Tutorial: Lens Effects
The camera's lens allows light to focus on the internal photo sensor. The better quality the lens, the sharper and more vibrant the photo.
An ideal lens would be a parabolic arc that is perfectly smooth and curved. However, this degree of accuracy increases the lens thickness, weight, and manufacturing costs. To keep weight and costs low, many cameras use a stepped approach. The Fresnel lens uses a flat surface with a series of beveled steps that approximate the desired parabolic curve. This makes the lens thinner, lighter, and cheaper to manufacture. Although this is not a perfect parabolic curve, any distortion (from a lens with small enough beveled edges) will probably not be noticeable.

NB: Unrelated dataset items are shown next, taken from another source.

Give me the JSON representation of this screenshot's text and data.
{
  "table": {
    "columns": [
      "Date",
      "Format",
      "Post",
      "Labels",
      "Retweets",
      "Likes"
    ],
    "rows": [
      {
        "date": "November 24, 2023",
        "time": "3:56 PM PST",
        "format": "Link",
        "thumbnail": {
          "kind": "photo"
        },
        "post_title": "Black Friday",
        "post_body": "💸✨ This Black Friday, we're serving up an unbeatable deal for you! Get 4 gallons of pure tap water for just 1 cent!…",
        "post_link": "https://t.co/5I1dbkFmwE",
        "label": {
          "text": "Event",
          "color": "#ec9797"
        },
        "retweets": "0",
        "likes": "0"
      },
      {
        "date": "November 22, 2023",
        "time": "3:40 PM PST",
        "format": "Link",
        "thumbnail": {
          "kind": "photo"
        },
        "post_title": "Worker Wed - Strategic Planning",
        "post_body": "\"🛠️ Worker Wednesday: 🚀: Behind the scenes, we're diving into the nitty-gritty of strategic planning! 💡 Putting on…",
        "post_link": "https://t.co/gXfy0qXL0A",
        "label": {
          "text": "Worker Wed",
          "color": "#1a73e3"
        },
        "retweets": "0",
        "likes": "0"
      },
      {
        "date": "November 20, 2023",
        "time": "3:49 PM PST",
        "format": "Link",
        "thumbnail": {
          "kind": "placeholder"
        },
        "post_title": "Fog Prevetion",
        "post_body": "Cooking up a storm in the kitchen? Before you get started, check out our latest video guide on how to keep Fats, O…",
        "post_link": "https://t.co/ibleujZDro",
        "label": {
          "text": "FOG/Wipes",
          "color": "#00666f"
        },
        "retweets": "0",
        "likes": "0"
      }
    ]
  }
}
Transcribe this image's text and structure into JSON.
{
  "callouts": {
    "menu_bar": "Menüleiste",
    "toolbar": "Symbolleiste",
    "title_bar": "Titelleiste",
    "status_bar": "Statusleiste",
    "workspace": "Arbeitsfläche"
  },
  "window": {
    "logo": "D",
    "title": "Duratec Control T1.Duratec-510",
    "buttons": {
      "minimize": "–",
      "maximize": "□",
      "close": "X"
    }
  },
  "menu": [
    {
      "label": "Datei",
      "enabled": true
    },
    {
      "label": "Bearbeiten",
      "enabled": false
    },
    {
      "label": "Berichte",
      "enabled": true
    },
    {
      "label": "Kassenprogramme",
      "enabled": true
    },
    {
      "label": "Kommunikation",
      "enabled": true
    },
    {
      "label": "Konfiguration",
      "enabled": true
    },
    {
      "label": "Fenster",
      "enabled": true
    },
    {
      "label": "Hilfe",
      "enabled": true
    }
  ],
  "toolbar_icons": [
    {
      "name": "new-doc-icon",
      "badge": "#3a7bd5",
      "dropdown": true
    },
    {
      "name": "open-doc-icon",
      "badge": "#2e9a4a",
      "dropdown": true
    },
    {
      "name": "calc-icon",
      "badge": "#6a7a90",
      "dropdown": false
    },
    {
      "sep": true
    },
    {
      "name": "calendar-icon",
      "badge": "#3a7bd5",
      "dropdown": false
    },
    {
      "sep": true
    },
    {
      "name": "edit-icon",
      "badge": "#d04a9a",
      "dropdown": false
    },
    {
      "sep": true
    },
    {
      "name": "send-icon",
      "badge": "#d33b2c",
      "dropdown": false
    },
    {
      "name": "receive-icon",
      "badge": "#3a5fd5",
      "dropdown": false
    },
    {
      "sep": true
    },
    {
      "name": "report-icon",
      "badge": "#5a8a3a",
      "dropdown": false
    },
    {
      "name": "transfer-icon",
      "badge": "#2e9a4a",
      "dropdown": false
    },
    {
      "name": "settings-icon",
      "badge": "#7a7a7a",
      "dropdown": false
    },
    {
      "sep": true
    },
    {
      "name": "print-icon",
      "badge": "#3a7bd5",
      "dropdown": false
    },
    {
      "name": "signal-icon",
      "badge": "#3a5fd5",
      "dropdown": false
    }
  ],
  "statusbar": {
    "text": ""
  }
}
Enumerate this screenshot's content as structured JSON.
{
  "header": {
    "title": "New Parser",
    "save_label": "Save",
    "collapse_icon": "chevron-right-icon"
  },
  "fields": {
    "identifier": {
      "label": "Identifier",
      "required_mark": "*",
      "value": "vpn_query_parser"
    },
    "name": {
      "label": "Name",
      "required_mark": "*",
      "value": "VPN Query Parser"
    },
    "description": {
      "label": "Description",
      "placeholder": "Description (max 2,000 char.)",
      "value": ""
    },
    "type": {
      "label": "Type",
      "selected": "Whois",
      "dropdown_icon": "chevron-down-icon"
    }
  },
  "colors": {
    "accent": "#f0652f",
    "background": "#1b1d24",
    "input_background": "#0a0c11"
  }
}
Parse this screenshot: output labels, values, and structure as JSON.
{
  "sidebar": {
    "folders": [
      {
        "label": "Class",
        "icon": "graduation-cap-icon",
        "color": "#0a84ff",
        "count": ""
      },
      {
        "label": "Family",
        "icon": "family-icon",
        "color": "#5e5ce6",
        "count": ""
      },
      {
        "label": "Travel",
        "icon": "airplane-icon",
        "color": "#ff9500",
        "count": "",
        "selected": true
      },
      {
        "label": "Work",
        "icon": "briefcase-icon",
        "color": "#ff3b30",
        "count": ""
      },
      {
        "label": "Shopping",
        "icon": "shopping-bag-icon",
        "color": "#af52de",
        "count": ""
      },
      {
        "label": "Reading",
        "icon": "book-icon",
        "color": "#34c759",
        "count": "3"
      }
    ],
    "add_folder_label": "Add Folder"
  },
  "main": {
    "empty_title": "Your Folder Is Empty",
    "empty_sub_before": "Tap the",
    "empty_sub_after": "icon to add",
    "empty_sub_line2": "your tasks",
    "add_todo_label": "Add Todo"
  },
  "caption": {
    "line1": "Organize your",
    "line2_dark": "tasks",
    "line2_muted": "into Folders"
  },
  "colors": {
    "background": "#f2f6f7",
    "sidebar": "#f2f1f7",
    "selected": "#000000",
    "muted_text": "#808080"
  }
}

Aside from perfect parabolic curves and Fresnel lenses, a third option uses inexpensive lenses, such as a flat lens, a lens with a mild parabolic bend, or a Fresnel lens with few beveled steps. These lenses introduce distortions as the light is received by the sensor. However, the camera can apply post-sensor corrections in the firmware, camera driver, or camera application. This "fix it later" solution is very common for smartphones, as well as some point-and-shoot cameras.
Lens Effects and Forensics
Distortions before the light hits the sensor are usually not detectable by pixel or compression-level analysis. Instead, detection requires evaluating the photo's content. Although there are methods to analyze the image and detect blurriness, visual curvature, and chromatic aberration, these techniques are not widely used. In particular, distinguishing the bend of a curved object from a lens curvature can be difficult to automate. And some distortions, such as a wide-angle or fish-eyed lens, may be intentional.
However, non-uniform noise patterns are sometimes detectable through signal analysis. For example:
- Post-sensor alterations: The camera's sensor introduces high frequency noise over the entire image. Post-sensor alterations redistribute the high frequency noise so that it is not spread uniformly.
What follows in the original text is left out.